Periodic Reporting for period 1 - cAAC-Light (New Strategies for Bond Activation and Catalysis with subvalent Main Group Complexes)
Berichtszeitraum: 2021-09-01 bis 2022-08-31
The main objectives of this projects are:
To synthesize a variety of MG-carbene complexes to explore their capacity towards the activation of small molecules.
To test the capacity of the MG-carbene and MG-TM complexes for the light-driven activation of non-classical bonds.
To explore the cooperativity of the MG/TM complexes on the reversible activation of E-H bonds.
To synthesize and characterize a variety of hybrid MG/TM complexes based on P,carbene chelating scaffolds functionalised with bulky moieties or N,P ligands.
Once the synthesis of the ligands was performed, the following step was the preparation of the MG complexes. GeCl2 was the precursor chosen for this aim. The reactivity of the GeCl2 with cAAC in the presence of catalytic amounts of lithium diisopropylamide (LDA) leads to the Ge(cAAC)Cl2. Using the same procedure for the MICs carbenes the formation of Ge(MIC)Cl2 was performed. Also, we prepared Ge(terpenyl)Cl and Ge(terphenyl)2 compounds following the synthesis previously reported by Power´s group (Figure 1).
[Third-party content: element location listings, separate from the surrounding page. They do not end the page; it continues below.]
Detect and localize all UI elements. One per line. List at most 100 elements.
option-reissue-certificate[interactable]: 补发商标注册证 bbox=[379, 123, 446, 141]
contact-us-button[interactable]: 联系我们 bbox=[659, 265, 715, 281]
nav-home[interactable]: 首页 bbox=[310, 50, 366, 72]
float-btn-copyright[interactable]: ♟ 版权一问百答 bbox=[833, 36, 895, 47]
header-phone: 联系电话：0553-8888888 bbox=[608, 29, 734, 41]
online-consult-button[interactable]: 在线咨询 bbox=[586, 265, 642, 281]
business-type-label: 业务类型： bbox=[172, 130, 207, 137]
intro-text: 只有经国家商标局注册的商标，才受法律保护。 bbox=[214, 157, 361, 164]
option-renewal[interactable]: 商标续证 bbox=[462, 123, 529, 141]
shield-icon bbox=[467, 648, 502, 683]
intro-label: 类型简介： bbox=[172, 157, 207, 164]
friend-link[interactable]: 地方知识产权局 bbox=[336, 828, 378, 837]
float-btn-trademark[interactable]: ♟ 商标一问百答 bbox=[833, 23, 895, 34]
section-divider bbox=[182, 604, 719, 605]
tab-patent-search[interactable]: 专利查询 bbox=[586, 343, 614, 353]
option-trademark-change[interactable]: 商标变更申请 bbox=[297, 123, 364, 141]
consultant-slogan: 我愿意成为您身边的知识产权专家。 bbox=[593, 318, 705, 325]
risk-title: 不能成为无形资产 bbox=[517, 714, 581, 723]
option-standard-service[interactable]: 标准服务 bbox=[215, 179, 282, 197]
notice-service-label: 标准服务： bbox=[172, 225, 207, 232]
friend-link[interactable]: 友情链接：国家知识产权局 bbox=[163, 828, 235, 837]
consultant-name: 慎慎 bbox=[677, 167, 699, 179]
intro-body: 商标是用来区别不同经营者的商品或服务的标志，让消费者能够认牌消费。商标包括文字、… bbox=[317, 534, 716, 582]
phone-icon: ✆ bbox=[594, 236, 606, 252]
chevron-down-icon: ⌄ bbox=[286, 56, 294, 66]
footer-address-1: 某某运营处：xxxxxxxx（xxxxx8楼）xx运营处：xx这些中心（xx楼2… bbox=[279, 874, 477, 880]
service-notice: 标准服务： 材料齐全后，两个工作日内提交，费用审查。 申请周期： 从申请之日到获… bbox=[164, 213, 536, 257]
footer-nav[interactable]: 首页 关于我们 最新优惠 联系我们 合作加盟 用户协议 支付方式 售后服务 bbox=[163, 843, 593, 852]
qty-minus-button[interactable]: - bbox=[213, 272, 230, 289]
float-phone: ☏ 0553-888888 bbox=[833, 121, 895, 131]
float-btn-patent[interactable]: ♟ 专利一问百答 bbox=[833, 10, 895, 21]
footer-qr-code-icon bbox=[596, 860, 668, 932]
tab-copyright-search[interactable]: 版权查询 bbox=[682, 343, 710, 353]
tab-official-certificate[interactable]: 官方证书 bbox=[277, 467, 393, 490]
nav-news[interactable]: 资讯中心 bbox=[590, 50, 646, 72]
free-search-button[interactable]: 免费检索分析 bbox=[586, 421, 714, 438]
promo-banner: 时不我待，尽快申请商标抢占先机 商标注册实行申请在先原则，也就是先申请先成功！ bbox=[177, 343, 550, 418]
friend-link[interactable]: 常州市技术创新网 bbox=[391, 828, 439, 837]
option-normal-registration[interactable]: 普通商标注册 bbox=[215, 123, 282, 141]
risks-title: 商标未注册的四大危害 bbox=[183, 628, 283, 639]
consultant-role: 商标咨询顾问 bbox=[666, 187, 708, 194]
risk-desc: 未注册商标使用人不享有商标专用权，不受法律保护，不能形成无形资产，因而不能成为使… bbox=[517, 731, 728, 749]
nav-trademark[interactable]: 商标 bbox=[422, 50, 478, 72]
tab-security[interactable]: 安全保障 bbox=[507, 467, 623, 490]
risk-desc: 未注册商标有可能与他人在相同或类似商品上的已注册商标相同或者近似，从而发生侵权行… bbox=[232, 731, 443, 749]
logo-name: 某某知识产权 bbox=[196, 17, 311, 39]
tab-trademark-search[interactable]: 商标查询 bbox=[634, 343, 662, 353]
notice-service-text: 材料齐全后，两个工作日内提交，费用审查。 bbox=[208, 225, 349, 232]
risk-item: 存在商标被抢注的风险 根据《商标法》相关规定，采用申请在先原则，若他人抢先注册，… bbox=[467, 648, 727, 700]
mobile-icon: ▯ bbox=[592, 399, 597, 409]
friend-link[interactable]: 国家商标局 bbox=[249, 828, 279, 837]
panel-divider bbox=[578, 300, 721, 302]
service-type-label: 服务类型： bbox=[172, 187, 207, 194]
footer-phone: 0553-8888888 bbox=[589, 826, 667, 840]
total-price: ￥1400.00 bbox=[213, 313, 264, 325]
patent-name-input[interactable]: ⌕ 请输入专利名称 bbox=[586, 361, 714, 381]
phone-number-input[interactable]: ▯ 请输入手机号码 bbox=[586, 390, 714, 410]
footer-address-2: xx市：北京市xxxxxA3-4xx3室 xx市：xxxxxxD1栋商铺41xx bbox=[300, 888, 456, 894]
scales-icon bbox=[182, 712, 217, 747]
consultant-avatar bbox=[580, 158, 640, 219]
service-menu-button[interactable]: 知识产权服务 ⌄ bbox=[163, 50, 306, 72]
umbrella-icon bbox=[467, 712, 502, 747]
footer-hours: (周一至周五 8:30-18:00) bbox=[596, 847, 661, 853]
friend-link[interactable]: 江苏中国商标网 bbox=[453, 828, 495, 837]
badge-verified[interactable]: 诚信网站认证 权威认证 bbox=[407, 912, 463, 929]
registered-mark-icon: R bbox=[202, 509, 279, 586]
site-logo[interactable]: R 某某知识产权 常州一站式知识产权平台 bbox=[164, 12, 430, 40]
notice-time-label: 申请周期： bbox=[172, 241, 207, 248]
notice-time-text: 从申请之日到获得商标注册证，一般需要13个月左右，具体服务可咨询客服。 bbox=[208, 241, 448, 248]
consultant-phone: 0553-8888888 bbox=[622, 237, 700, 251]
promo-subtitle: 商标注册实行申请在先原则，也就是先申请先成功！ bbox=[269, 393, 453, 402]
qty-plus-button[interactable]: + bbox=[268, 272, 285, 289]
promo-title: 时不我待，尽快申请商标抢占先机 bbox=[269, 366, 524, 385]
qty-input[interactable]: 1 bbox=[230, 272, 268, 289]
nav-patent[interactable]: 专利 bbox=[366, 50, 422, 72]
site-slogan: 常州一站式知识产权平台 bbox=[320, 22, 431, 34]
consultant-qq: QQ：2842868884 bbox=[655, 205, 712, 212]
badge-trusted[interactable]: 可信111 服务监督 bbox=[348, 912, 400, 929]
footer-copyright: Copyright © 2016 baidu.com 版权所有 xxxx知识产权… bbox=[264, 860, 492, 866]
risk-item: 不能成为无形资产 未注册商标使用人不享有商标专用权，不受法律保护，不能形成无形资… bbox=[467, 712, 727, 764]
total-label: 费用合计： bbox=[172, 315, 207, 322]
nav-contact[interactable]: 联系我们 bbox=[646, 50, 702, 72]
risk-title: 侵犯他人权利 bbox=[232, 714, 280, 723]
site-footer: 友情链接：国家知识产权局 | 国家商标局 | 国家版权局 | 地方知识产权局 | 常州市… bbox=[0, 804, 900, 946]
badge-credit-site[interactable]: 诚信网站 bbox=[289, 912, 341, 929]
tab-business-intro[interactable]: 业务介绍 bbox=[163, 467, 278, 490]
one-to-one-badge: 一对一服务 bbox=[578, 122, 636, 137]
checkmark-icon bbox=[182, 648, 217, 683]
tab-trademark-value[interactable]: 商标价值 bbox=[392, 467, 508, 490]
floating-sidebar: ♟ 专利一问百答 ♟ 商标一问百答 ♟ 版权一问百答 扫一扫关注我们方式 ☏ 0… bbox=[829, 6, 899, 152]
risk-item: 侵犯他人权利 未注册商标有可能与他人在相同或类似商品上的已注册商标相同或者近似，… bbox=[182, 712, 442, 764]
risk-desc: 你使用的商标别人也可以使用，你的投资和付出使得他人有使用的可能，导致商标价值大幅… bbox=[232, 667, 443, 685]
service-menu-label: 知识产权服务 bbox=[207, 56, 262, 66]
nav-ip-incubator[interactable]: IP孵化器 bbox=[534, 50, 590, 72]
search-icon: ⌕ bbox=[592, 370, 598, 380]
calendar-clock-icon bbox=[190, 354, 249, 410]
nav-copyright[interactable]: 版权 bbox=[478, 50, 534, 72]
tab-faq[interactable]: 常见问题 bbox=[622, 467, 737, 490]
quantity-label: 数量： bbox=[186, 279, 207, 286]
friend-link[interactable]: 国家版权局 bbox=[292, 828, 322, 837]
The next step was the abstraction of one or two chlorides ligands of the Ge(MIC)Cl2 and Ge(cAAC)Cl2 for the preparation of Ge(II)(Carbene)Cl+ or Ge(0)(carbene) complexes. These species should be more reactive for the activation of small molecules. We are still working on the characterization and isolation of these species due to their great instability.
In the area of Ge(terphenyl)Cl and Ge(terphenyl)2 complexes, Ge-TM complexes were isolated and characterized. Also the activation of small molecules and the catalytic hydrogenation, hydrosilylation and isomerization of olefins were performed (Figure 2), revealing an unusual selectivity pattern that we attribute to the combination of a germanium centre with rhodium, one of the core ideas of this Marie Curie proposal. These results have already led to a publication in ChemCatChem (2022, 14, e2022001).